Bruno-val-bus / student-helper

0 stars 0 forks source link

The ReadingEvaluator should use an Audio2TextConverter class. What is the behaviour of this class? -> proposal simply take in an audio file and return string-timestamp-pair. We need 2 new .py files in the services module: converters.py, converters_factory.py @ernOho #17

Open ernOho opened 3 months ago

ernOho commented 3 months ago
Bruno-val-bus commented 2 months ago

Here are our known classes: image The corresponding evaluator class would be responsible for passing the Recordingobject to the new Audio2TextConverter implementation (green) and call its convert method. Then fetch again the Recording object, fetch self.recording.texts_timestamps and use it in it's evaluate method we have already implemented. For reference here is the Recording class (s. ./app/models/pydantic/sessions.py): image

I am assuming 1 Recording object corresponds to one speaker (student). If we want to diarize beforehand to recognize different speakers, we should do it before passing the Recordingobject to the new Audio2TextConverter at a higher level and assign the diarized file to recording.audio_segments_paths

Here are the new proposed class Audio2TextConverter and its dependencies/implementations: image

Here are some proposed functionalities (more or less pseudo-code).

For Audio2TextConverter:

def _recording_is_diarized():
  if self.recording.audio_segments_paths is not None:
    return True
  return False

For SingleFileDiarization:

def diarize(origin_audio_file_path: str) -> list[str]:
  # produce "diarized" files and return their paths
  diarized_audio_paths: list[str] = [origin_audio_file_path]
  return diarized_audio_paths

For MultiFileDiarization:

def diarize(origin_audio_file_path: str) -> list[str]:
  # produce "diarized" files and return their paths
  diarized_audio_paths: list[str] = # use diarization tool 
  return diarized_audio_paths

Audio2DiarizedSegments or Audio2TimestampedSegments are the ones we would use for the ReadingEvaluator (s. first image). Note the Transcription and Diarization classes each one uses to produce the desired outpu which will be saved in self.recording.texts_timestamps for later use int the evaluator classes.

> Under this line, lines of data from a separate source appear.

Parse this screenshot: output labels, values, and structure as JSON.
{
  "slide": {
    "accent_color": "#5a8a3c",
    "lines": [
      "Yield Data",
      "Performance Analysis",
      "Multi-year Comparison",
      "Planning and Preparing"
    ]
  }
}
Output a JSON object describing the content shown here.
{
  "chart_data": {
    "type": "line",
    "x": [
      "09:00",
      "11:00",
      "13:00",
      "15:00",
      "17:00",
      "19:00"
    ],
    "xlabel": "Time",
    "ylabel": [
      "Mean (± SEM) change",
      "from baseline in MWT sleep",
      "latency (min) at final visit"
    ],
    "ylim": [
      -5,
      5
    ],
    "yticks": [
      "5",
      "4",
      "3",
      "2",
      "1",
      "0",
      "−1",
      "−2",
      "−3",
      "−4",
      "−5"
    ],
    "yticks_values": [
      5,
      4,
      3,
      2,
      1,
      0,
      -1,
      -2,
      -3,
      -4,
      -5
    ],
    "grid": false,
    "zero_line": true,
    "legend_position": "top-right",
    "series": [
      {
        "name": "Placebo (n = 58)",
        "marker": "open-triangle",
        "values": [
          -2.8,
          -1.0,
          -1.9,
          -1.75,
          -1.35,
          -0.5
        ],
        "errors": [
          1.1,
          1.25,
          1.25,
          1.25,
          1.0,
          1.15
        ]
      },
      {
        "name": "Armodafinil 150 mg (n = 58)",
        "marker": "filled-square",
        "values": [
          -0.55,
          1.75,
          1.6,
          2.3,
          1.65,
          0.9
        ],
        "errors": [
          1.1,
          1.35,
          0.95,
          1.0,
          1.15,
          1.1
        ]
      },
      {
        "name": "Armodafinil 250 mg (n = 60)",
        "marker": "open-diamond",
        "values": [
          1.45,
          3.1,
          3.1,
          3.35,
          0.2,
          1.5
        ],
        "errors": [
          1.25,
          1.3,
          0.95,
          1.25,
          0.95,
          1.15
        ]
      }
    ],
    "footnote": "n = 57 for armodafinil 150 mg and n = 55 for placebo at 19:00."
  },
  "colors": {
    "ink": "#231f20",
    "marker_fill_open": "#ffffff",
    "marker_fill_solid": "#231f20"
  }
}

For Audio2DiarizedSegments the implementation would look somtehing like:

def convert() -> None:
  if  self._recording_is_diarized():
    # produce "diarized" files, return their paths and save them to recording object
    diarized_audios_paths: list[str] = self.diarization_module.diarize(self.recording.audio_file_path)
    self.recording.audio_segments_paths = diarized_audios_paths 

  for path in self.recording.audio_segments_paths:
    # transcribe the diarized paths
    transcribed_audio_timestamps: dict[str: float] = self.transcription_module.transcribe(path)
    transcribed_audio = transcribed_audio_timestamps.keys()[0]
    # maybe extract timestamp from path?
    time_stamp = path 
    # save them to recording object
    self.recording.texts_timestamps.update{transcribed_audio: time_stamp}

Just for reference, Audio2Sentences would need something akin to:

def convert() -> None:
  if  self._recording_is_diarized():
    # produce "diarized" files, return their paths and save them to recording object
    diarized_audios_paths: list[str] = self.diarization_module.diarize(self.recording.audio_file_path)
    self.recording.audio_segments_paths = diarized_audios_paths 

  # transcribe the diarized paths
  for path in self.recording.audio_segments_paths:
    transcribed_audio, time_stamp = self.transcription_module.transcribe(path)
    # some processing to convert the 'transcribed_audio' to sentence and assign corresponding timestamp
    sentence: str = transcribed_audio
    sentence_timestamp: float= time_stamp

   # save them to recording object
    self.recording.texts_timestamps.update{sentence: sentence_timestamp}
Bruno-val-bus commented 2 months ago

The object that I will fetch at the Evaluator level is the texts_timestamps attribute in the Recording object (s. class diagram). That is the purpose of saving the transcription results in self.recording.texts_timestamps.

I am assuming 1 Recordingobject corresponds to one speaker (student).